Good news: Righting our wrongs
With the truth about the abuse of Aboriginals now part of the public record, Canada is getting serious about the reconciliation part. On Thursday, the Manitoba government apologized for its role in the Sixties Scoop, which saw more than 20,000 Indigenous children swept from their communities and adopted out. Then, on Monday, Alberta Premier Rachel Notley apologized for the province’s failure to take a stand against the residential school system, and joined the call for a public inquiry into murdered and missing Indigenous women. If we keep this up, Indigenous Canadians might believe their relationship with the rest of the country has at last reached a turning point.
Bad news: Less talk, more rock
Pope Francis’s recent warnings about the dangers of unfettered capitalism and climate change aren’t exactly new, although they do reinforce the notion that global solutions will require far more moral fibre and shared sacrifice than has so far been displayed by politicians. However, the Pope’s call to action might have found a more receptive audience if the Catholic Church had shown more capacity to address its own problems, including its views on homosexuality, contraception and women being ordained as priests (just last week, the Pope rejected the idea of appointing women to Vatican leadership roles). Talk is cheap—even when it comes from on high.
Good news: Hometown proud
Another terrific week in the FIFA Women’s World Cup started with fans packing BC Place stadium to its concrete gills for a match between the U.S. and Nigeria (result: Yanks 1, Nigeria nil). Then came Canada’s 1-0 win over the Swiss, which punched the team’s ticket to the quarter-final and gave this country just its second win at a World Cup knockout stage. This too played out before 54,000 fans at BC Place—all while the corruption scandal in soccer’s highest circles rages on. More proof that the game is so much more than FIFA.
Bad news: Skimming the fat
An “unprecedented” demand for high-fat butter and cheese is creating an ocean of unwanted skim milk. Officials at the Dairy Farmers of Ontario say 5.4 million litres of excess skim milk was produced last month. Some 800,000 litres of that was dumped into farm manure pits. Normally that surplus would at least be dried and sold as animal feed. Or, better yet, in a system without strict management of price and supply, prices would drop, demand rise and consumers would ultimately benefit. Yes, you can cry over spilled milk.
Bad news: Boots on the ground? Maybe not
Relief was almost palpable last month in Surrey, B.C., when Ottawa announced funding for an additional 100 RCMP officers to help cope with a recent rash of gang shootings. But where is this red-coated cavalry? The Conservative government claims 20 officers have already arrived, but no one else—not the city of Surrey, nor the local MP, nor the RCMP itself—seems to be able to find them in head counts. So much for what was billed at the time as more “boots on the ground.” If they’re there, they’re worn by the world’s lightest-footed cops.

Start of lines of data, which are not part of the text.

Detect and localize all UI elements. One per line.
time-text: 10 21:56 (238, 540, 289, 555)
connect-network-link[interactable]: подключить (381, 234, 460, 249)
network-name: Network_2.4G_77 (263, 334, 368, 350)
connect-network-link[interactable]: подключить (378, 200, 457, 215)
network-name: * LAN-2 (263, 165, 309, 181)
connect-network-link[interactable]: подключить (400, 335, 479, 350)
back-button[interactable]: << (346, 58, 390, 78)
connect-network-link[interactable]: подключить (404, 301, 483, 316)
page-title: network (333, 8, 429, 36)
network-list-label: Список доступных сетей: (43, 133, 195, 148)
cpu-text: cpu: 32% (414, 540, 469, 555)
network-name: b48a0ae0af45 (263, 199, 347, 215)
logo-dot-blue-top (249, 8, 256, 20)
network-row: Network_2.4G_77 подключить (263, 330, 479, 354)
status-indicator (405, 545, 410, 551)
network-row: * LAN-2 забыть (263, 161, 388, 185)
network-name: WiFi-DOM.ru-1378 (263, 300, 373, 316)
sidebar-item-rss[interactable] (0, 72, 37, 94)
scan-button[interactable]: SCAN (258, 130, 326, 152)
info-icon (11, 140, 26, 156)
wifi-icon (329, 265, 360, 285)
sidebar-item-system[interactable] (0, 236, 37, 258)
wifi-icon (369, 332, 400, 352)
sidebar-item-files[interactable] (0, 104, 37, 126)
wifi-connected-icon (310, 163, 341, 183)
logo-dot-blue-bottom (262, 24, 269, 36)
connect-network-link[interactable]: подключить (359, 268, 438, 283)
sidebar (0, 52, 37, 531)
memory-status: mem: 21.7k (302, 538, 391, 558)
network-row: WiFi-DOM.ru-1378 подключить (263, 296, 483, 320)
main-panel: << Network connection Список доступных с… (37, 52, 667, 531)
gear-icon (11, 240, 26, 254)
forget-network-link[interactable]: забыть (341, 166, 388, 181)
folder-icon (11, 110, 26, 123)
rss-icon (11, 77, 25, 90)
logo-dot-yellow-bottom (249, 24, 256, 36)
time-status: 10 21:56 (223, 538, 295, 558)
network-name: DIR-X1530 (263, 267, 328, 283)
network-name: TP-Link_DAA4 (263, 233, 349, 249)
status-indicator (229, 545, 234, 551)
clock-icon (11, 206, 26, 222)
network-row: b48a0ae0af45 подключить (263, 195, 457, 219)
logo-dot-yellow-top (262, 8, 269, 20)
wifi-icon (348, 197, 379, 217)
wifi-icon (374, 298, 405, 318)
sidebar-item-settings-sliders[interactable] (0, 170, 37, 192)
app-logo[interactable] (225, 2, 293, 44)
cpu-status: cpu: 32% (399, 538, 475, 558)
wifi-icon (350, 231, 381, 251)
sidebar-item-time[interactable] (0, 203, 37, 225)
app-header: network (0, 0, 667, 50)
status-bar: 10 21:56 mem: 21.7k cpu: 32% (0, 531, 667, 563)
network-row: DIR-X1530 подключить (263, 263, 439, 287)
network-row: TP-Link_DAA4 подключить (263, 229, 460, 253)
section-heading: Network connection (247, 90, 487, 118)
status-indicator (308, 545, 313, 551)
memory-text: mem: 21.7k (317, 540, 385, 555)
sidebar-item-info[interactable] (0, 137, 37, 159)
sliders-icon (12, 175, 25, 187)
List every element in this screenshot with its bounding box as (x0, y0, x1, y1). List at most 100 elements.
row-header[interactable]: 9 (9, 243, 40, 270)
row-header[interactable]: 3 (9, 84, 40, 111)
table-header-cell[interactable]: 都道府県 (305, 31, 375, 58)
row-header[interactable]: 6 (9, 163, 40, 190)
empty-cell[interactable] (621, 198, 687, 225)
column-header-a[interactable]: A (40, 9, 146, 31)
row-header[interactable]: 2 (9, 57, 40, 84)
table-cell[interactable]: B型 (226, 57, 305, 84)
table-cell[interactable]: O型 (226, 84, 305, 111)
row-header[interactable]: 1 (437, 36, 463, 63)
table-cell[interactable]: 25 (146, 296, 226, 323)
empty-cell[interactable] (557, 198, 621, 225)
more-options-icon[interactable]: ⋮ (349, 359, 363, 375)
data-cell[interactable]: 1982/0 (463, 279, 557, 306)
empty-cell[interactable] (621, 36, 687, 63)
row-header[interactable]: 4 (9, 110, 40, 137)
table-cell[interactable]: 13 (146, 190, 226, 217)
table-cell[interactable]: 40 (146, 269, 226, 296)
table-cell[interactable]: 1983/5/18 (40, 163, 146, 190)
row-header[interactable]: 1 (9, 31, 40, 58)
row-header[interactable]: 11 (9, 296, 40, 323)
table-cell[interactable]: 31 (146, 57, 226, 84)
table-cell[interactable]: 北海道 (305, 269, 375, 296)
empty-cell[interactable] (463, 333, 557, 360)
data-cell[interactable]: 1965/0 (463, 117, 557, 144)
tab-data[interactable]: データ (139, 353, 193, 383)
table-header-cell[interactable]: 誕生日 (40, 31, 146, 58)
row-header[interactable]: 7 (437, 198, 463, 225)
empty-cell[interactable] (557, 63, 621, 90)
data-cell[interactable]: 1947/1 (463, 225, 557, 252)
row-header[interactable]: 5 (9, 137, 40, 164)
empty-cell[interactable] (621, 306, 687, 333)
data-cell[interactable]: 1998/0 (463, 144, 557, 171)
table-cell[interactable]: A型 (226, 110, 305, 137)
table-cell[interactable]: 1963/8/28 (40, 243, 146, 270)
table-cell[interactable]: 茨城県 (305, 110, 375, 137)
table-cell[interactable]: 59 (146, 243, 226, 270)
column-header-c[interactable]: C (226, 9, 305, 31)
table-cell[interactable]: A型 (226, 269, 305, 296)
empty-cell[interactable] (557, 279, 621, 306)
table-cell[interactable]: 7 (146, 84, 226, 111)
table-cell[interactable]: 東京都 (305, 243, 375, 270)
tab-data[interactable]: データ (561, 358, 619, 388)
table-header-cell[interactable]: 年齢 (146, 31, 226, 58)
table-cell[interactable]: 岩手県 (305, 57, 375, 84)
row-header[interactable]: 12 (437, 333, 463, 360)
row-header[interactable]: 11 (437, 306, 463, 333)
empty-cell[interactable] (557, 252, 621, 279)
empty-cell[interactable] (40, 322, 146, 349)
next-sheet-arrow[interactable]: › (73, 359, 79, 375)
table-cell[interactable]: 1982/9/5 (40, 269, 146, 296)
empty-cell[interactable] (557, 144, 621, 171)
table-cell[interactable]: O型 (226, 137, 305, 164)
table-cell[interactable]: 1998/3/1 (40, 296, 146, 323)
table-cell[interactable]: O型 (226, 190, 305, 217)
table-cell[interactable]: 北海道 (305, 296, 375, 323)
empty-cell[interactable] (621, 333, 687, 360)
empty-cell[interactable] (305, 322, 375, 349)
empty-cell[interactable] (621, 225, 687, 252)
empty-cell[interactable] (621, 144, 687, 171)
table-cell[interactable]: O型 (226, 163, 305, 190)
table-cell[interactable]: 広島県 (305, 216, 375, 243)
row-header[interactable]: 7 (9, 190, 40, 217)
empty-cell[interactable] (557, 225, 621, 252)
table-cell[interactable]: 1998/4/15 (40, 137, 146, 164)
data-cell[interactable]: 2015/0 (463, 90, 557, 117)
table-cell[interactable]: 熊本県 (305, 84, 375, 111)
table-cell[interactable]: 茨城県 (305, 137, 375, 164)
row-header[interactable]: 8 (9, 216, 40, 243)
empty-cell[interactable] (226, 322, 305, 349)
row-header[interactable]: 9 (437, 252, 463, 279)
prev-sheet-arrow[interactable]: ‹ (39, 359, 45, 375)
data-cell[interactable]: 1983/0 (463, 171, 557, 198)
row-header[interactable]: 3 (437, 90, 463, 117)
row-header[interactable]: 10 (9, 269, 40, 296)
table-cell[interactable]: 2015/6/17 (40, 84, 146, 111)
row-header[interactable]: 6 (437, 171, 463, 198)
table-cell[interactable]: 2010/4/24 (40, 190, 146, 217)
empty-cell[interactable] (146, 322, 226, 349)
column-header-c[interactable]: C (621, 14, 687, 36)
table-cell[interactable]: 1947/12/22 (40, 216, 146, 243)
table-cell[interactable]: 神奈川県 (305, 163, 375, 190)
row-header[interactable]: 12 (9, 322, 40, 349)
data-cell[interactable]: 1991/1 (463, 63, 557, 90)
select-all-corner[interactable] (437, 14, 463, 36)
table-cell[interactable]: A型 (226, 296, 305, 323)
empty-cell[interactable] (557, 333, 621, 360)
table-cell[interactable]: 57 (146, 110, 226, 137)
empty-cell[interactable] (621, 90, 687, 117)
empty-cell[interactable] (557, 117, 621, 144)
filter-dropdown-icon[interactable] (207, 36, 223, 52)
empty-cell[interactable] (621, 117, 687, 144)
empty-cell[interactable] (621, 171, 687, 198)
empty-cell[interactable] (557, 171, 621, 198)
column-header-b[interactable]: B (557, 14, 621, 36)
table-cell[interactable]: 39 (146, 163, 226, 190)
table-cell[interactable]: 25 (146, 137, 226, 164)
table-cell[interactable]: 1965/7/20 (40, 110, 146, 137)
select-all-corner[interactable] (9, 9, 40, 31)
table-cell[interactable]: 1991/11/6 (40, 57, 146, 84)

Good news: Cuba joins the digital world
More than 35 government-run “computer centres” in Cuba will soon be equipped with WiFi, and the cost of access will be more than halved to just US$2 per hour. It represents another step to reconnect the island with the rest of the world—a process that began earlier this year with U.S. President Barack Obama’s historic meeting with Cuban President Raúl Castro. It may also mean more fans for Taylor Swift, the Internet’s reigning queen, who this week got the world’s most valuable company—Apple—to change its online music-streaming policy with a single Tumblr post.
Bad news: The walking (and texting) dead
You see them everywhere (though they don’t see you): digital zombies thumbing smartphones. They clog pedestrian traffic, thumb blindly while crossing roads, bump into lampposts and wind up in emergency wards. Utah Valley University has wisely determined that what can’t be curtailed can be controlled. The staircase in its new Student Life and Wellness Centre has three lanes: walking on the left, running in the centre and texting on the right. Now if someone sends students a text perhaps they’ll pick the right line.
Good news: I can has happiness?
Could this be the key to happiness: eating pickles while watching cat videos? Probably not, but two studies offer food for thought. Researchers at the College of William & Mary and the University of Maryland found students who eat fermented probiotic-rich foods like pickles, sauerkraut, kimchi and yogourt had healthy guts and less “social anxiety.” And a study in the journal Computers in Human Behavior finds watching some of the two million cat videos on YouTube boosts energy and feelings of happiness. Productivity, however, goes out the window.